9 reports of unauthorized access/disclosure incidents involved the impermissible disclosure of the PHI of 81,764 people. The mean and median breach sizes were 9,085 records and 5,509 records, respectively.
One incident reported involved missing paperwork that contains the PHI of 14,532 people, one incident of theft of portable electronic device impacting 1,166 patients, and one incident of improper disposal affecting 2,662 physical records.
42 hacking incidents involved PHI saved on network servers, the majority of which were data access and exfiltration cases involving ransomware. 19 email security breaches involved PHI stored in email accounts, the majority of which were phishing cases.
Covered Entities Reporting Data Breaches in June 2021
Healthcare providers reported 53 data breaches. Health plans reported 9 breaches, and business associates of HIPAA-covered entities reported 8. HIPAA-covered entities frequently report breaches at third-party vendors that can hide the scope of attack by hackers on the business associates.

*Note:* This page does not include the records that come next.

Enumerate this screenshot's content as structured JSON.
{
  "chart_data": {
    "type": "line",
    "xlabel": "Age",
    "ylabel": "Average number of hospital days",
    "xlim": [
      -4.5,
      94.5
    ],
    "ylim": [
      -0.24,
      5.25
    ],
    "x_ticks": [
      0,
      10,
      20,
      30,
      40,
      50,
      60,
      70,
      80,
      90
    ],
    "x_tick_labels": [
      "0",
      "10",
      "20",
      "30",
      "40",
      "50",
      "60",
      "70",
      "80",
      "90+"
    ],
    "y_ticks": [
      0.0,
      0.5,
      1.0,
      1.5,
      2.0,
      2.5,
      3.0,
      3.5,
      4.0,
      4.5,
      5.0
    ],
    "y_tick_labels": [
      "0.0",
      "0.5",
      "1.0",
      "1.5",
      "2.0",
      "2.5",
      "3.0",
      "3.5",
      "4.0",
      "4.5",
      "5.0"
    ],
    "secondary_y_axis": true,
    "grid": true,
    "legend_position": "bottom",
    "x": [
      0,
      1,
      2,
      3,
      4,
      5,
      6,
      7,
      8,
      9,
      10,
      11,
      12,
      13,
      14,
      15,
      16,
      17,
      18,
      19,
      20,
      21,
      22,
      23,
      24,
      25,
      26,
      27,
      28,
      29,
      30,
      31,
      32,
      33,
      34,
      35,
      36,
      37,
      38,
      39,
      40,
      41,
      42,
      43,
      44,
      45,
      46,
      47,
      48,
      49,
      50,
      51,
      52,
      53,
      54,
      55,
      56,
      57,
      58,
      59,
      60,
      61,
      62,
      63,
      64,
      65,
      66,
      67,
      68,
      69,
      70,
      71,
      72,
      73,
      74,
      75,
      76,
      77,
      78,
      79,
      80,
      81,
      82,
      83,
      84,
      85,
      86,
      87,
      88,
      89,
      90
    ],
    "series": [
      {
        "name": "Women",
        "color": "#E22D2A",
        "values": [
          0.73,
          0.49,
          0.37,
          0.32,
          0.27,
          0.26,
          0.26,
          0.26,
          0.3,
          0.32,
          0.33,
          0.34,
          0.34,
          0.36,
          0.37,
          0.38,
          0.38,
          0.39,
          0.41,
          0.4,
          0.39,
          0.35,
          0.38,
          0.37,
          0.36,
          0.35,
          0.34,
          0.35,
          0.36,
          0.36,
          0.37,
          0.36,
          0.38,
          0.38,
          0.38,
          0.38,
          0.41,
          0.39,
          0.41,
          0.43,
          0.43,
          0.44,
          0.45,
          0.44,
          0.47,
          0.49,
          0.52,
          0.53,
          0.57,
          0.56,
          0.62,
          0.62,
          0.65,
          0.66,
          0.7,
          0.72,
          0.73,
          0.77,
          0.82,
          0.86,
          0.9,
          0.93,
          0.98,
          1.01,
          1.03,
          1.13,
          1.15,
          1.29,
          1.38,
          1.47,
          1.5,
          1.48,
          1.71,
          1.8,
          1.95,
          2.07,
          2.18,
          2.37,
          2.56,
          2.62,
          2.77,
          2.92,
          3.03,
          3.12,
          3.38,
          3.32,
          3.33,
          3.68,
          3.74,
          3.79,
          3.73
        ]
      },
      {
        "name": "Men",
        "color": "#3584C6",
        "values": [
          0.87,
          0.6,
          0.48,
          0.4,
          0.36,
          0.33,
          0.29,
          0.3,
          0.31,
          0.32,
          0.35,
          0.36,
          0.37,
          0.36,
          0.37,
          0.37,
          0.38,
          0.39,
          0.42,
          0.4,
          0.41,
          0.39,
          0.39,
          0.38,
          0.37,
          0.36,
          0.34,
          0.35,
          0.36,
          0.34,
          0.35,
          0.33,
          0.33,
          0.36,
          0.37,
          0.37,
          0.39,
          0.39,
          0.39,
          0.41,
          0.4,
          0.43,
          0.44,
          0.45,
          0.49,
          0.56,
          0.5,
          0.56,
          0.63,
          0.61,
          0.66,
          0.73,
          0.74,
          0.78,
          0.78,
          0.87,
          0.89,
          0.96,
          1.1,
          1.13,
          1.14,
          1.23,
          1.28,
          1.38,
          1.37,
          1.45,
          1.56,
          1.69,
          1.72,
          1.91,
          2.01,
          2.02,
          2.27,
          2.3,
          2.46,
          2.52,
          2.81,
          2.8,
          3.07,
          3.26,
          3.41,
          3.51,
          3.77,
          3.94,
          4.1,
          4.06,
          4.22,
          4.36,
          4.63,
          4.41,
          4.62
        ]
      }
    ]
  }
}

Adjusted figures taking this into account present the scope to which business associates are experiencing data breaches. 36 data breach reports involved business associates.
June 2021 Healthcare Data Breaches by State
HIPAA-covered entities and business associates located in 32 states reported large healthcare data breaches. California had 8 reported breaches, New York had 6. Illinois, Pennsylvania, and Washington reported 4 each. Georgia, New Jersey, Oregon, Ohio, and Texas reported 3 each. Arkansas, Kentucky, Mississippi, Michigan, Nevada, Tennessee, and Wisconsin reported 2 each. The following states reported 1 each: Alaska, Arizona, Connecticut, Colorado, Florida, Hawaii, Iowa, Massachusetts, Maryland, Montana, Minnesota, New Mexico, Oklahoma, Rhode Island, and South Carolina.
HIPAA Enforcement Activity in June 2021
The HHS’ Office for Civil Rights had one HIPAA enforcement action last June under its HIPAA Right of Access enforcement initiative. The Diabetes, Endocrinology & Lipidology Center, Inc. in Martinsburg, West Virginia was required to pay $5,000 as a financial penalty to settle its HIPAA Right of Access case and consented to undertake a solid corrective action plan to make sure that patients are given prompt access to their health records. There were no HIPAA enforcement actions issued by the state Attorneys General in June.